En tout état de cause, cette solution politique n’a jamais pu véritablement être mise en place, alors que c’était tout l’enjeu pour le succès de l’opération Barkhane. « Lorsque des territoires sont libérés de la présence terroriste, il faut immédiatement accompagner le retour de l’Etat sur ces territoires. Cela veut dire le retour de l’Ecole, du dispensaire … », explique le ministre des Affaires étrangères, qui voit dans la Mauritanie et le Niger la preuve qu’une telle transition est possible. Le Président de la commission des Affaires étrangères du Sénat, Christian Cambon, s’est montré plus dubitatif : « N’y a-t-il pas un immense risque que tout se passe au Niger comme cela s’est passé au Mali ? les campagnes anti-françaises y ont déjà commencé. Vous leur ferez peut-être un cadeau empoisonné. » Dans cette logique, la gauche sénatoriale a largement insisté sur la nécessité d’investir beaucoup plus fortement dans l’aide au développement, et peut-être moins dans les manœuvres militaires. Pierre Laurent, sénateur communiste, a notamment regretté que la France ait « dépensé 30 fois plus pour intervenir militairement que dans l’aide au développement » sur les dernières années de l’opération Barkhane.

« Refonder notre relation avec le continent africain »

Globalement, des lignes de force se dégagent du débat : il aurait fallu arriver à reconstruire rapidement un Etat malien, c’est-à-dire des services publics et une armée. Et si Florence Parly a estimé que « l’armée malienne est bien plus forte aujourd’hui et a montré qu’elle était capable de faire face aux groupes armés terroristes sur le terrain », Bruno Retailleau n’a pas eu l’air convaincu : « C’était beaucoup présumer qu’on pouvait relever en très peu de temps une armée comme celle du Mali.
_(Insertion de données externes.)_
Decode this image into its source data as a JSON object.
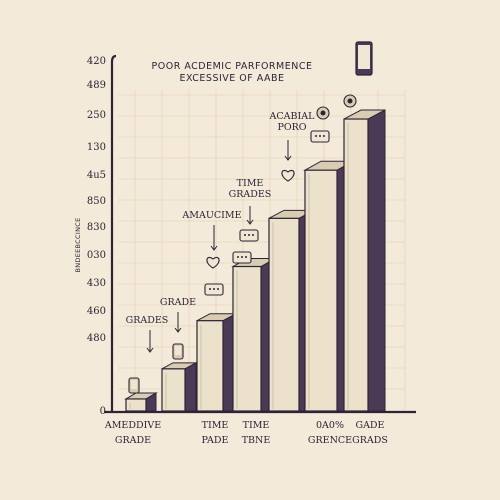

C’était une illusion de croire que le G5 Sahel pouvait exister sans la perfusion française. » Toujours est-il que le Mali va maintenant devoir composer avec ses forces armées, face à une menace terroriste certes moins organisée et territorialisée qu’au moment de l’intervention française, mais aussi beaucoup plus diffuse.
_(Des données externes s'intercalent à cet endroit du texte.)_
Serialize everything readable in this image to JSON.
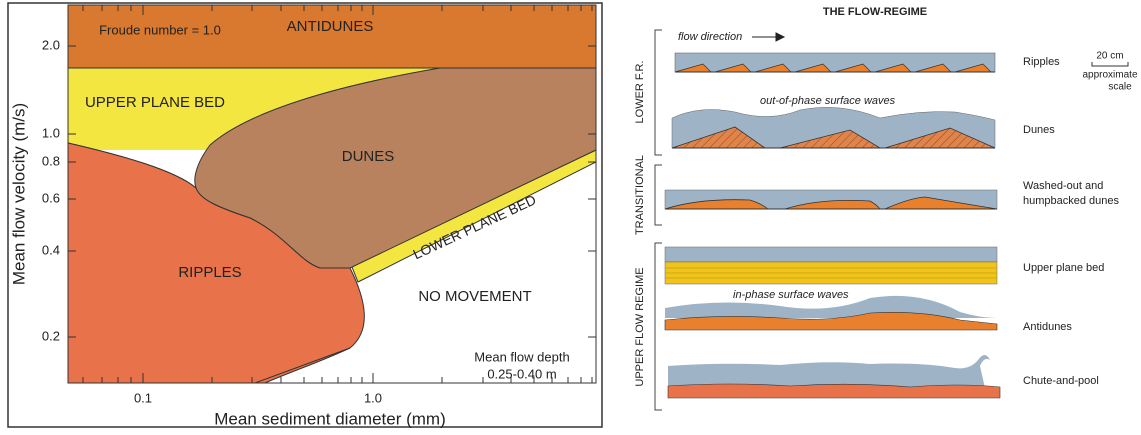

C’est d’ailleurs le grand diagnostic posé par Jean-Yves Le Drian durant ce débat. La nature de la menace terroriste a fondamentalement changé depuis 10 ans, avec « une diffusion, une dissémination, sur tout le continent africain. » Le Mali est loin d’être le seul pays concerné, le golfe de Guinée a été évoqué à de nombreuses reprises, mais aussi le Nigéria, la Somalie ou le Mozambique. Ainsi, d’après le ministre des Affaires étrangères, « l’inquiétude sur la sécurité devient véritablement continentale, c’est une préoccupation majeure des Africains » et cela doit par conséquent changer le regard des Européens sur la situation. Répondant à une interpellation de Pierre Laurent (PCF), Jean-Yves Le Drian abonde et en appelle donc à une « refondation de notre relation avec le continent africain. » Cela tombe bien pour le numéro 2 du gouvernement formé par Emmanuel Macron, c’est ce que le Président de la République aurait tenté d’initier dans le cadre de la PFUE avec le dernier sommet de Bruxelles. La guerre – et les relations internationales – restent bien la continuation de la politique par d’autres moyens.